Avaya Uses Xen for Aura Unified Communications Platform

Avaya, the telecommunications outfit spun out of Lucent in 2000 and taken private by Silver Lake Partners and TPG Capital for $8.2 billion in 2007, the company that's buying Nortel's Enterprise Division for $900 million, a move that will recombine Northern Electric and Western Electric, entities that haven't been together since 1949, means to announce a virtualized unified communications solution today targeted at SMBs.

The widgetry is a version of the Aura solution the company brought out for the large-scale enterprise in May. It's supposed to be one of the first solutions to use standards-based virtualization for real-time communications - and Avaya thinks so much of virtualization - the use of software to run multiple applications on a single piece of hardware at the same time - that it says it will be its de facto method of deploying applications from here on out.

Avaya has rolled its own middleware based on Linux and the open source Xen virtualization projection to make unified communications and collaboration more practical and affordable for the mid-sized company. It says its new mid-size Aura can support 2,400 users and 250 locations on a single high-end Intel Nehalem server at prices starting at 60 bucks a seat.

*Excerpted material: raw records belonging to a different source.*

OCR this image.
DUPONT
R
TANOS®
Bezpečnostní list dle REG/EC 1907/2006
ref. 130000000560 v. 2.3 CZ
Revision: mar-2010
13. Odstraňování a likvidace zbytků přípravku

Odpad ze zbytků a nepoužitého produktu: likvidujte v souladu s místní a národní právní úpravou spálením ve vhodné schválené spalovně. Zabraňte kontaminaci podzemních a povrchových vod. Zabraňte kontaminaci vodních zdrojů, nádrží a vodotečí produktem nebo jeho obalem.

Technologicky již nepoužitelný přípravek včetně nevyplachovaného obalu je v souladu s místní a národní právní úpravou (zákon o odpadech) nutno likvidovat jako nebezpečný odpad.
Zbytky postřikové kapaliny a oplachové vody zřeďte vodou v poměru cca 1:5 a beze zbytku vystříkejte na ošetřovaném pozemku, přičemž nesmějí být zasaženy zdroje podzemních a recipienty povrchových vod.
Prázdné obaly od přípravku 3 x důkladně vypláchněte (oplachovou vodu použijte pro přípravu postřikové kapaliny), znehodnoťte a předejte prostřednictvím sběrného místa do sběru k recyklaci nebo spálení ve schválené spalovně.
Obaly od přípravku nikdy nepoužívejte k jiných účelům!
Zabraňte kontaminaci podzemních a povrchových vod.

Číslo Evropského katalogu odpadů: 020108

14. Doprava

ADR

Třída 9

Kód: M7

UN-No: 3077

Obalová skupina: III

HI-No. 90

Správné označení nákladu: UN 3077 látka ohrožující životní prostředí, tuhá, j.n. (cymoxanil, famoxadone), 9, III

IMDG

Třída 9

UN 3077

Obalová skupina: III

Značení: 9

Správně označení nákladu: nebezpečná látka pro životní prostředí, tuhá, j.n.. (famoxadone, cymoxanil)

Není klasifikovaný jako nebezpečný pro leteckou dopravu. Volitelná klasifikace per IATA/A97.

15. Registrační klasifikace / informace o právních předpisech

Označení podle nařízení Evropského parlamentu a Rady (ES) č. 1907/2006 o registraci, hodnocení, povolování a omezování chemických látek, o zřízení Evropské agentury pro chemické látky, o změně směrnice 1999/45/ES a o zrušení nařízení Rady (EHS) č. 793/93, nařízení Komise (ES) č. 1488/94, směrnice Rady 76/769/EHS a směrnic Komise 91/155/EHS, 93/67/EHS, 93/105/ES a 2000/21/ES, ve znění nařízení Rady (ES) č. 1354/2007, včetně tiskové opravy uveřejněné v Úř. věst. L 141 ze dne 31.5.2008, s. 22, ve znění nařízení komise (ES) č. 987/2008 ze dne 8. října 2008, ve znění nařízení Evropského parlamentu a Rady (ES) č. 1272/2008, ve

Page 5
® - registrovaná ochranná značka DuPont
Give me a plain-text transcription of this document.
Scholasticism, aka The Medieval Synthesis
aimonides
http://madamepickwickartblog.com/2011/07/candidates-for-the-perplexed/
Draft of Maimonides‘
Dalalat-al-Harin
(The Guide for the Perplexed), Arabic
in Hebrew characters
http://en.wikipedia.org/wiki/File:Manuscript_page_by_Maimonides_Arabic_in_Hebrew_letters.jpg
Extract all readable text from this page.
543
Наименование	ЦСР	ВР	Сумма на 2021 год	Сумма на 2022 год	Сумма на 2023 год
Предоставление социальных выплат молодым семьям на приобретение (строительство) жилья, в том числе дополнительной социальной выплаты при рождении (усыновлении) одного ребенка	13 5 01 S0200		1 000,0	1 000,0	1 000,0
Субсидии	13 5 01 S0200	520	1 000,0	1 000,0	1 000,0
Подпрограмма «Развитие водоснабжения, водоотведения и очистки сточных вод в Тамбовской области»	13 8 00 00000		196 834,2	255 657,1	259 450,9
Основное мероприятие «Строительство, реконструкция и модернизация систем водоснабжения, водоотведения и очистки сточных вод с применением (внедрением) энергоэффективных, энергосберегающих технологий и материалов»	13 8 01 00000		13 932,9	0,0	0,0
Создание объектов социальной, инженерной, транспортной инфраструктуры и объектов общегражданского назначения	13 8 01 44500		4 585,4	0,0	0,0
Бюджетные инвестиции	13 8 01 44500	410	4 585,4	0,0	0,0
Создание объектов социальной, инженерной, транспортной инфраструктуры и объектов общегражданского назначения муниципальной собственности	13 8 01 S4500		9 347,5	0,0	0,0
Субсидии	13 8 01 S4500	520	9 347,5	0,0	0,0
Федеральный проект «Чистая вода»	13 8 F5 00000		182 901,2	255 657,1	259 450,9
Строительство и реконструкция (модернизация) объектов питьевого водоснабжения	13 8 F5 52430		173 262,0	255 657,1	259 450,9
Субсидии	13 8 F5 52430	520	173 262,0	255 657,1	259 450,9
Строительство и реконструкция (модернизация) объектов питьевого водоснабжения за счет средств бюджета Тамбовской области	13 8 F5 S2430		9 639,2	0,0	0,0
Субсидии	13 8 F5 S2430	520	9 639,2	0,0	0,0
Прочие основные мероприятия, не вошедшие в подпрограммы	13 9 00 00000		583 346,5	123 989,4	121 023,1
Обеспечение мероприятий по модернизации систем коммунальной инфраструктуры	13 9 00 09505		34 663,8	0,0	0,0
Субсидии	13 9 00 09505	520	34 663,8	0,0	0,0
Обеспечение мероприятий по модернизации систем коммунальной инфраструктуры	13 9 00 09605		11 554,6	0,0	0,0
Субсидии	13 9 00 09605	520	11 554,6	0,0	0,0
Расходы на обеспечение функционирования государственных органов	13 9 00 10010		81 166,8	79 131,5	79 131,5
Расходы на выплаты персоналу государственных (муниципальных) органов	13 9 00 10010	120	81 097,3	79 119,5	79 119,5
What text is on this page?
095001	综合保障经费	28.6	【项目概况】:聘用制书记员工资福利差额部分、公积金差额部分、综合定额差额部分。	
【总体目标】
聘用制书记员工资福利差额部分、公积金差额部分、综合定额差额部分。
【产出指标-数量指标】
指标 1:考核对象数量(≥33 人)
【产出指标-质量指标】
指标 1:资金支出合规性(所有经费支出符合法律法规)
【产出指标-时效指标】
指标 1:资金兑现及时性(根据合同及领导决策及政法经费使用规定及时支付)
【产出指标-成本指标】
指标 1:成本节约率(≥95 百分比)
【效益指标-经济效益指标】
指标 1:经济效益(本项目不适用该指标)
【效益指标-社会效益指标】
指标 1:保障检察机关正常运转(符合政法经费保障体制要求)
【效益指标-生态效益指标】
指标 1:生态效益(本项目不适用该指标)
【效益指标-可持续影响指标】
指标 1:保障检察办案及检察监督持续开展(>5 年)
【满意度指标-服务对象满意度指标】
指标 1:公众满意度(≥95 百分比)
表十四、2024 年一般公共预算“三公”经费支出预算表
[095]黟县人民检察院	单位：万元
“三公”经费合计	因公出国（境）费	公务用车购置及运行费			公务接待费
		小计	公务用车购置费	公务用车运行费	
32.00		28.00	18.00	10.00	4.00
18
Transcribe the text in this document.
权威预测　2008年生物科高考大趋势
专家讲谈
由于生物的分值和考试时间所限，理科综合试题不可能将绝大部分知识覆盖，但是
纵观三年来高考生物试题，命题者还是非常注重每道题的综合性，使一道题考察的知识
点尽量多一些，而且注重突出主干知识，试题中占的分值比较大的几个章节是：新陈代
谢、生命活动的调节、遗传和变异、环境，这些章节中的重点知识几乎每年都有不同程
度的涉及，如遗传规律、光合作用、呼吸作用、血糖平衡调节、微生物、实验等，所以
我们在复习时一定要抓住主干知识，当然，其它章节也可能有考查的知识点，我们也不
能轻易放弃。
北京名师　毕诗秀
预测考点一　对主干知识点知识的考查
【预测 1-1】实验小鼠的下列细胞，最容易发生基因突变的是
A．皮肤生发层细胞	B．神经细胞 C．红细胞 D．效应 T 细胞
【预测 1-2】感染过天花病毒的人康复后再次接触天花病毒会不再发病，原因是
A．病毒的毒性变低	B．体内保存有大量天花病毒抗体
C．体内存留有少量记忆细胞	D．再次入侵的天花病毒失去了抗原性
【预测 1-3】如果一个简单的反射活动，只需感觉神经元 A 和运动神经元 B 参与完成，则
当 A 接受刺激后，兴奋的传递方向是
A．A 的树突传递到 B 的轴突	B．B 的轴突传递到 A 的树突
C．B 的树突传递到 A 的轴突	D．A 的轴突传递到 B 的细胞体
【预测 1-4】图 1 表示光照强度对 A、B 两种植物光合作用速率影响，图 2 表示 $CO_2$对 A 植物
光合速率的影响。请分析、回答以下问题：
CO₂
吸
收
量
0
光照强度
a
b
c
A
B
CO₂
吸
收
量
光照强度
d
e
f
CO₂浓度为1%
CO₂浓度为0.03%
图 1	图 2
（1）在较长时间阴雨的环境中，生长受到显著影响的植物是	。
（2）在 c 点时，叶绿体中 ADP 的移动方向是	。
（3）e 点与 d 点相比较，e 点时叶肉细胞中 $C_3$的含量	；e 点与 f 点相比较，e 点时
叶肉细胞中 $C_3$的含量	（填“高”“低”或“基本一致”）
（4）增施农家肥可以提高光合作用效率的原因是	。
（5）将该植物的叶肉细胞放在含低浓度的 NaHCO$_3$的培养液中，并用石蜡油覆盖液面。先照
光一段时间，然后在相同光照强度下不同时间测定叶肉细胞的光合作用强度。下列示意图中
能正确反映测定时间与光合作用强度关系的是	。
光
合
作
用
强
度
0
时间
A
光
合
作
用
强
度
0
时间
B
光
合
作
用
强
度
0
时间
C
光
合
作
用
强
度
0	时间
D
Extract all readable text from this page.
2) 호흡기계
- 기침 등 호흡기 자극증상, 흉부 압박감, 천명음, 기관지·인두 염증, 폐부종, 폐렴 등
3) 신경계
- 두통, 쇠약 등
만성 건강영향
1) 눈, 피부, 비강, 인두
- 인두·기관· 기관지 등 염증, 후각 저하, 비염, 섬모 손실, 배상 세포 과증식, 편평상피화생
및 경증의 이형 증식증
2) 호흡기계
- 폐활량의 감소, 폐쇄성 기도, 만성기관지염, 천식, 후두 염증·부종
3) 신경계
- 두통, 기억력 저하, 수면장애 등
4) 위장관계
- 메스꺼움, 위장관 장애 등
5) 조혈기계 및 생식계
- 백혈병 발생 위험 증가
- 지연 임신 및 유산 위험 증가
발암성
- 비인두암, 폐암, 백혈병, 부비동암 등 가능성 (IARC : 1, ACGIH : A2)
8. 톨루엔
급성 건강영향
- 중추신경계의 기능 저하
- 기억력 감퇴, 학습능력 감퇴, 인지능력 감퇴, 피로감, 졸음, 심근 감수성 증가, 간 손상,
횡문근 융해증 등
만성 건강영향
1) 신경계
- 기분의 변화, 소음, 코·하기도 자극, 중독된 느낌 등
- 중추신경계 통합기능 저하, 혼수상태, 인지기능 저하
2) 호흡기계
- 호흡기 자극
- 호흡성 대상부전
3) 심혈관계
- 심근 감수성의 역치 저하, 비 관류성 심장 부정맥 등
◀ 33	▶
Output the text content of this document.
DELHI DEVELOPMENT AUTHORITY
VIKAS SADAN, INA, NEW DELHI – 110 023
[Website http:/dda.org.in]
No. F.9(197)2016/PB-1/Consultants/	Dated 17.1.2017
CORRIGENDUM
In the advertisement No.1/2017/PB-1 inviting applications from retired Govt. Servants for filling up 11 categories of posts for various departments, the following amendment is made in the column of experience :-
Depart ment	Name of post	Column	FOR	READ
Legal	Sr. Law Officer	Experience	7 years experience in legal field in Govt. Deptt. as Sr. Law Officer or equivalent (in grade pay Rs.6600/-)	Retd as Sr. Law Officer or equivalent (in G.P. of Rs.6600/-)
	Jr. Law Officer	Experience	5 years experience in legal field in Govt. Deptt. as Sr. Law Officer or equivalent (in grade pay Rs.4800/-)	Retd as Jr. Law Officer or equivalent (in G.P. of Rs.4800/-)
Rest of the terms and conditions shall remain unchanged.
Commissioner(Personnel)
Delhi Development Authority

Besides saving money, the widgetry is supposed to reduce complexity and power consumption and, compared to rival systems, obviously needs a whole lot less hardware, which explains why it's cheaper. Avaya calculates that Aura takes 80% less hardware than Microsoft, which isn't running communications of its Hyper-V hypervisor, and 65% less than Cisco, which isn't doing real-time. The less machinery, the less power, cooling and maintenance is needed, making the widgetry more environmentally friendly and lowering its total cost of ownership.